Tâbiînin büyüklerinden Süfyân-ı Sevrî (radıyallâhü anh) Hazretlerine: Size ilim taleb etmek mi daha sevimlidir, yoksa amel etmek mi? diye sormuşlar. “İlim, ancak amel etmek için öğrenilir. Amel edeceğim diye ilim öğrenmeyi terk etme, ilim taleb edeceğim diye de ameli terk etme.” şeklinde cevap vermiştir.
Süfyân-ı Sevrî Hazretleri, Mâlik bin Dînâr Hazretlerinden şöyle nakletmiştir: “Kim amel etmek için ilim öğrenirse Allâhü Teâlâ onu muvaffak kılar. Kim de (başkalarına öğretmenin ve) amel etmenin dışında başka bir maksatla öğrenirse, Allâhü Teâlâ ilmiyle ancak onun gurur ve kibrini arttırır.”
Süfyân-ı Sevrî’ye (radıyallâhü anh), ‘Âl-i Muhammed kimdir?’ diye sorulmuş, o da “Ümmet-i Muhammed’dir” buyurmuştur.

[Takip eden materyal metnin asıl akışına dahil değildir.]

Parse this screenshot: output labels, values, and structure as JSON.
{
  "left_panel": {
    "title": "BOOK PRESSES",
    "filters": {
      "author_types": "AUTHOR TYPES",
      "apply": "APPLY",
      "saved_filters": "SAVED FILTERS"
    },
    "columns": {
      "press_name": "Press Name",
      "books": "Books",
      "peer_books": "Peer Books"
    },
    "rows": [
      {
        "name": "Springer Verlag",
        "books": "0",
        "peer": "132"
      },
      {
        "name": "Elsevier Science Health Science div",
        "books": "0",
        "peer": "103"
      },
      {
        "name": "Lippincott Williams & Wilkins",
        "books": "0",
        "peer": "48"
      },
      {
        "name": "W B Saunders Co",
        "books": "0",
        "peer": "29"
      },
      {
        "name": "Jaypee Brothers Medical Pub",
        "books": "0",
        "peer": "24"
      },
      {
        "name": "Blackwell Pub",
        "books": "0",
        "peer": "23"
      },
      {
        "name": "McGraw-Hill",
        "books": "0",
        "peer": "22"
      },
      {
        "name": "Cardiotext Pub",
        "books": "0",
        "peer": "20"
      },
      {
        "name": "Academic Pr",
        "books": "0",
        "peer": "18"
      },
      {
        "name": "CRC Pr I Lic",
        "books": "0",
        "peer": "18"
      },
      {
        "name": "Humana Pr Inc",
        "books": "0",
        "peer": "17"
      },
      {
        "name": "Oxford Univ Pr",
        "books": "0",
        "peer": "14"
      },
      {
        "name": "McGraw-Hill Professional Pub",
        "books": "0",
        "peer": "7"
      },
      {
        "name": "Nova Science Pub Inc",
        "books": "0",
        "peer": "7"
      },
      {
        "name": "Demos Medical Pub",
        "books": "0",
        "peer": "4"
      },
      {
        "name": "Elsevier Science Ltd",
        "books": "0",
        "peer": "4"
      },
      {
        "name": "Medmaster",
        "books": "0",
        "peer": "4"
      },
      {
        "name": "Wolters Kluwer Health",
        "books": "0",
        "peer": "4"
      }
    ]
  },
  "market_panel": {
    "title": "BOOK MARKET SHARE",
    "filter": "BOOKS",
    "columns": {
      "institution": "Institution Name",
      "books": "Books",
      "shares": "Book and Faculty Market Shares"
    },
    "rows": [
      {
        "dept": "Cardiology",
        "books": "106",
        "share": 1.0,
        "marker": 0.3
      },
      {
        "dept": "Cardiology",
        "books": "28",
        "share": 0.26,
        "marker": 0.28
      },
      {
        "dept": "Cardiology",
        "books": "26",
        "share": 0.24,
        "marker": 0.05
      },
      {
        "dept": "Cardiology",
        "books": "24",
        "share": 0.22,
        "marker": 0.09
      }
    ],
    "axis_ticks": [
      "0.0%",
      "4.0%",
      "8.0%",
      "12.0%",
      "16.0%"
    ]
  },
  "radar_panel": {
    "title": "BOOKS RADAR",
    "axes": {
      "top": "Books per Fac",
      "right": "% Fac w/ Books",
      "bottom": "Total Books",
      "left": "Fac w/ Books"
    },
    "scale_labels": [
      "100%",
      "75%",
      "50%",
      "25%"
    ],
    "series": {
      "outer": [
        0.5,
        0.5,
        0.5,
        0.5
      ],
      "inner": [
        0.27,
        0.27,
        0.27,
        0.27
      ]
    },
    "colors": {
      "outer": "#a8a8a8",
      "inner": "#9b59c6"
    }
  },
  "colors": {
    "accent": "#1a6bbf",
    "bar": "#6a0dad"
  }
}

Bir din kardeşi Süfyân-ı Sevrî’ye (r.a.) “Bana kısa ve öz nasîhatte bulun.” diye bir mektup yazdı. Süfyân-ı Sevrî (r.a.) de yazdığı cevapta besmeleden sonra şöyle nasîhatte bulundu:
“Allâhü Teâlâ bizi ve sizi bütün kötülüklerden âfiyette kılsın. Kardeşim! Muhakkak ki dünyanın üzüntüsü bitmez, rahatlığı devamlı olmaz, dünya meşgalesi de asla tükenmez. Sen kurtuluncaya kadar sâlih ameller işle. Yılma, gevşeklik gösterme. Yoksa ziyâna uğrarsın. Vesselam.”
“Karnınızı tıka basa doldurmaktan sakının. Zîrâ bu, kalbinizin katılaşmasına sebeb olur. Öfkenizi de yenin ve çok gülmeyin. Zîrâ çok gülmek kalbinizi öldürür.”
“Hazret-i Ali ve Hazret-i Osman’ın sevgisi ancak asîl kimselerin (kâmil mü’minlerin) kalblerinde bir arada bulunur.” (Hılyetü’l-Evliyâ)

BEYİT:

Zen merde, civan pîre, keman tîrine muhtac
Eczâ-yı cihân cümle birbirine muhtac. (Basîrî)
(Kadın erkeğe, genç yaşlıya, yay oka; velhâsıl bütün cihan birbirine muhtaçtır.)